Битва за Донбасс завершалась, грандиозное сражение за Днепр только разворачивалось.
В полку состоялся митинг.
– «Товарищи коммунисты и комсомольцы! Бесстрашные летчики-истребители! – читал зычным голосом подполковник И. Егоров обращение командования и политотдела армии к нашим воинам. – Вступая в новый этап освобождения Советской Украины – битву за Днепр, – смелее бейте врага, ищите его змеиные гнезда, обрушивайте на них шквал смертоносного огня…»
Воодушевленные этим призывом, выступили многие летчики, техники, механики. И каждый давал клятву не жалеть сил, крови и самой жизни для разгрома фашистского зверя на Днепре.
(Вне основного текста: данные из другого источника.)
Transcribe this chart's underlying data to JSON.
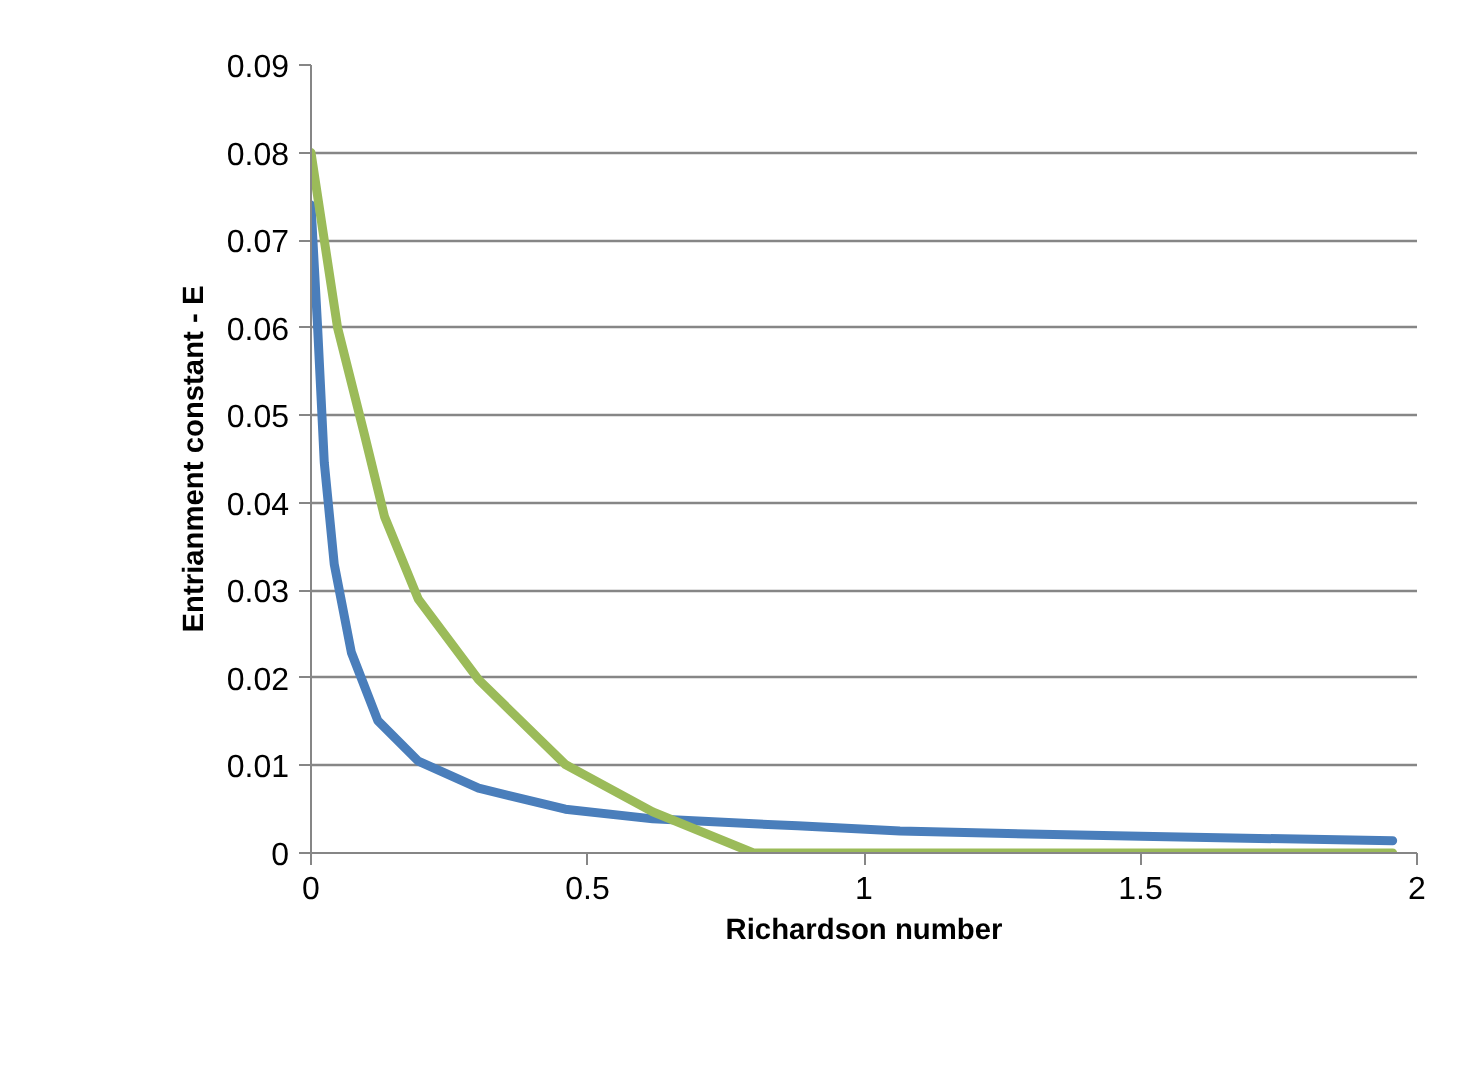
{
  "chart_data": {
    "type": "line",
    "xlabel": "Richardson number",
    "ylabel": "Entrianment constant - E",
    "xlim": [
      0,
      2
    ],
    "ylim": [
      0,
      0.09
    ],
    "xticks": [
      0,
      {
        "value": 0.5,
        "label": "0.5"
      },
      1,
      {
        "value": 1.5,
        "label": "1.5"
      },
      2
    ],
    "yticks": [
      0,
      0.01,
      0.02,
      0.03,
      0.04,
      0.05,
      0.06,
      0.07,
      0.08,
      0.09
    ],
    "grid": "y",
    "marker": "none",
    "line_style": "solid",
    "series": [
      {
        "color": "#4a7ebb",
        "x": [
          0,
          0.006,
          0.012,
          0.024,
          0.042,
          0.073,
          0.121,
          0.194,
          0.303,
          0.46,
          0.618,
          0.88,
          1.065,
          1.5,
          1.956
        ],
        "values": [
          0.074,
          0.067,
          0.06,
          0.0446,
          0.033,
          0.0229,
          0.0151,
          0.0105,
          0.0074,
          0.005,
          0.0039,
          0.0031,
          0.0025,
          0.0019,
          0.0014
        ]
      },
      {
        "color": "#9bbb59",
        "x": [
          0,
          0.048,
          0.097,
          0.133,
          0.194,
          0.303,
          0.46,
          0.618,
          0.8,
          1.956
        ],
        "values": [
          0.08,
          0.06,
          0.0477,
          0.0384,
          0.029,
          0.0198,
          0.0101,
          0.0047,
          0,
          0
        ]
      }
    ]
  }
}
Чувствую, как гулко бьется сердце. Иду на стоянку. Там меня встречает техник звена лейтенант Николай Тонкоглаз. Он был на этой должности у Володи Евтодиенко, и вот он в моем звене. Все, кому доводилось с ним вместе служить, были о нем самого лучшего мнения, дорожили им, любили его. Я тоже относился к нему с большой теплотой. Тонкоглаз часто появлялся у моего самолета, спрашивал у Мартюшева, не нуждается ли тот в каких-либо запчастях. Самой ценной запчастью считались тогда свечи к авиационным моторам, потому что от них иной раз зависела жизнь летчика: барахлит свеча – мощность мотора снижается, скорость падает, а это всегда на руку противнику.
– Срочный вылет? – спросил Тонкоглаз, поспешая со мной к самолету.
Тем же вопросом встретил меня и Мартюшев. Я ответил:
– К шести утра самолет должен быть как штык. Предстоит очень ответственное задание.
– Будет сделано, товарищ командир! – четко отвечает механик. Он всегда такой – другого ответа у него нет. Впрочем, как и у остальных. И мы ценили это, свои успехи делили с ними.
– Не беспокойтесь, – добавил Тонкоглаз, – все будет так, как надо. – И тут же полез в бездонные карманы своего комбинезона за новыми свечами…
На стоянку прибыл старший сержант А. Вайнер – парторг эскадрильи. Собрались летчики, техники, механики. Сама собой возникла непринужденная политбеседа, в которой то и дело слышалось: Днепр, Днепр.
Да, им жили сейчас все.
Слушал я разговор, а у самого приятно замирало сердце: завтра одним из первых увижу Днепр. Что карта? Может ли она передать всю его красоту? Какой он там живой, настоящий? Много ли общего у него с моей Волгой?
Ночью сон был каким-то на редкость беспокойным. Все время чудилось, что я проспал, прозевал вылет.